In my mind I was screaming, “Because I know this asshole. He is addicted to drugs, and he told me in the beginning, that he’d been doing dilaudid with his MOTHER. And well, we all know that the only way to do those damn things, is to shoot them up in your veins…DUMB ASS!” PLUS I even know his name. His name  is Daniel, I know him well, I ruined most of my young life trying to win his love. Only I did not know that I was up against something much more powerful than another woman, or anything else, for that matter! There is no match

I was talking to myself, but I knew it then. I was talking about my own experience with my first and truest love of my entire life. The ruination of me! The waist of more than half of my life!

My beginning of my end! The start of my lifetime of  heroin addiction and horror!

I also knew in my heart, that this would be the beginning of her end, and the beginning of her own horror.

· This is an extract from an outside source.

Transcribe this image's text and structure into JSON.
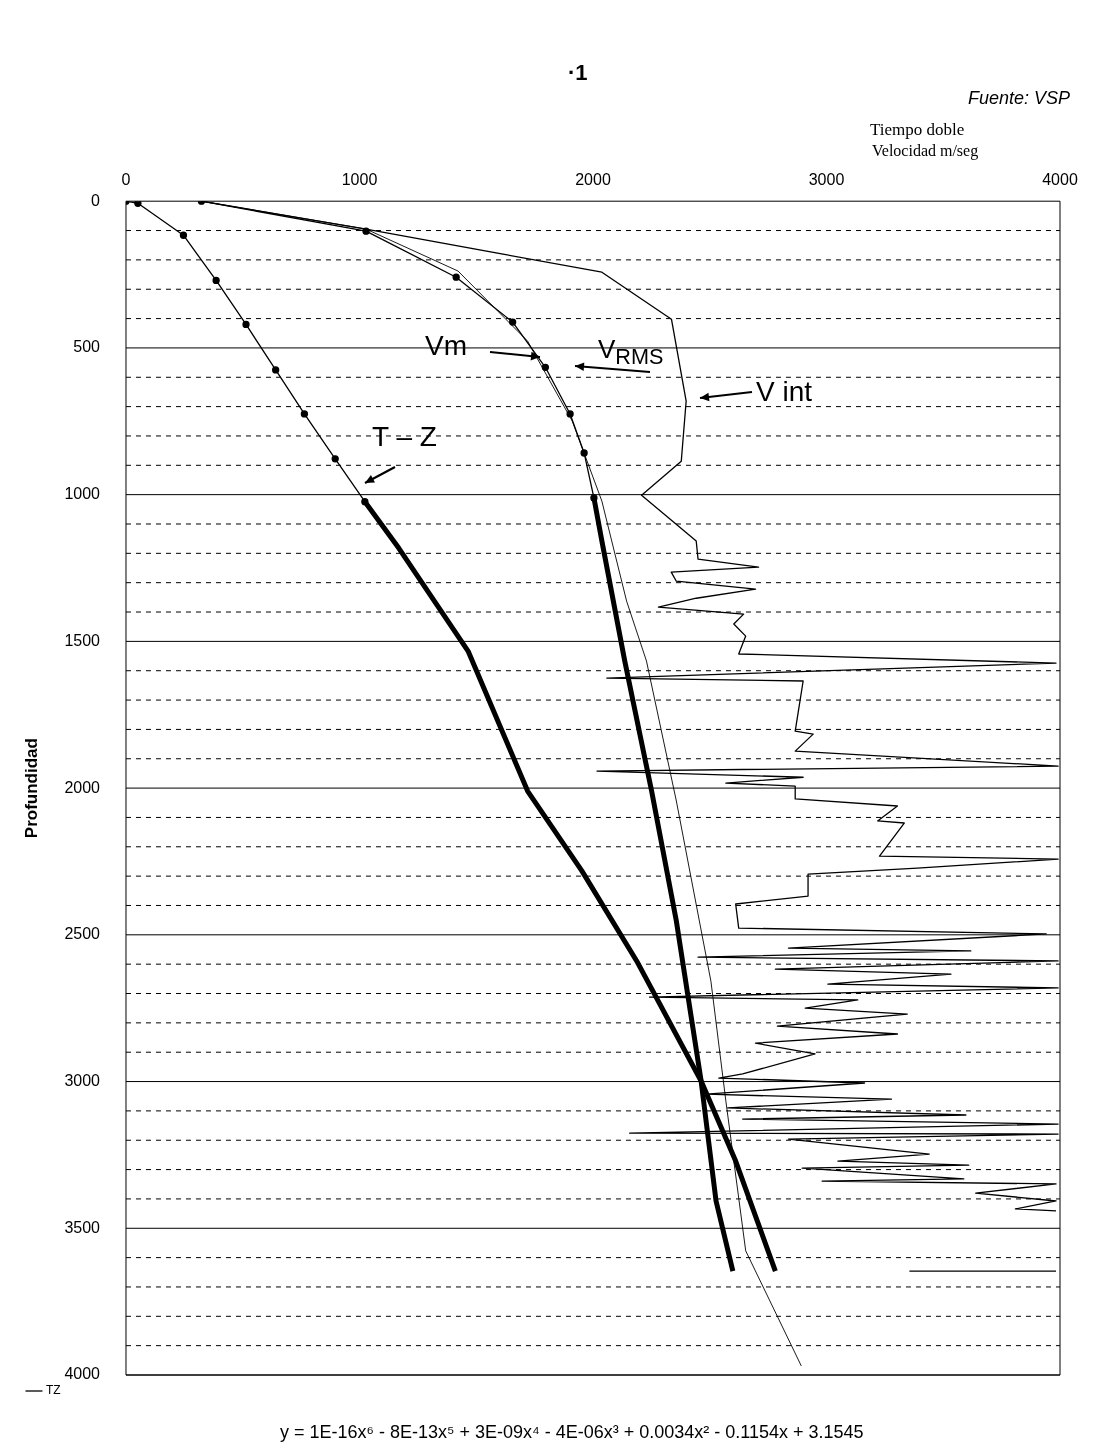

I also knew, that if she were to end up with this nobody bastard, that she’d be sticking needles in her arms within the year……

Again back to today……

After she called asking to come by last week, she did.

It was then that she took me into the bathroom and she says;”Romy, Do you want to know how bad I am on these things now?”

I answered for her with ,”So. DO you know how to do yourself?” “Or is that why you are here?”

The tears in my heart would not be held back, for I was looking at myself in the mirror. I have seldom felt such a sadness within me, as I did at that moment. She pulled up her sleeve, and there it was. so familiar..The same arm, same hole, same color, same thing. I wanted to puke.

She was so surprised as she asked;” How did you know Romy?” “How could you have known?”

I did not answer her then. I left the room not knowing WHAT to do or what to say.

I was at a loss for the first time in my life, the words just would not come!

She has just left my house, and my heart is heavy.

She came to me today for reasons that she, herself could never have understood.

I asked her what she was up to, she said she did not know, that she was just out driving, and ended up at my place.

I shared with her my story, and my reasons for caring so much about her.

I told her about the mirror, my addictions not only to drugs, but to the stubborn dream that  I had carried with me for eighteen years.

I answered her questions. I completed her sentences. I felt her heart breaking, and I helped her to let go.

She was so shocked at what I shared with her about myself and my own life, that it brought her back into her own reality, and out of the web of lies a deceit that had been woven around her.

I feel good!

I feel lie she KNOWS now.

She sees through me, that we are totally capable of allowing someone elses demons drag us into oblivion. And that their misery can so easily consume us, and take over our very life!

I held her for a long time. We cried together.

I cried for her,but I also cried for the girl that I once was before Daniel, before NYC, and before the misery.

She cried for me, but she also knew that she was crying her own tears for herself, her kind heart, and for that which could not be. She cried  grateful tears, as she knows now, that she is not lost. She is not alone.

And that I’ll have her back, whatever the cost.

Her spirit is strong, she will succeed, she got what she needed most.

A friend and kindred spirit and wisdom from me.

It hit me then, There was my reason for being on that old back road, hitch-hiking two years ago!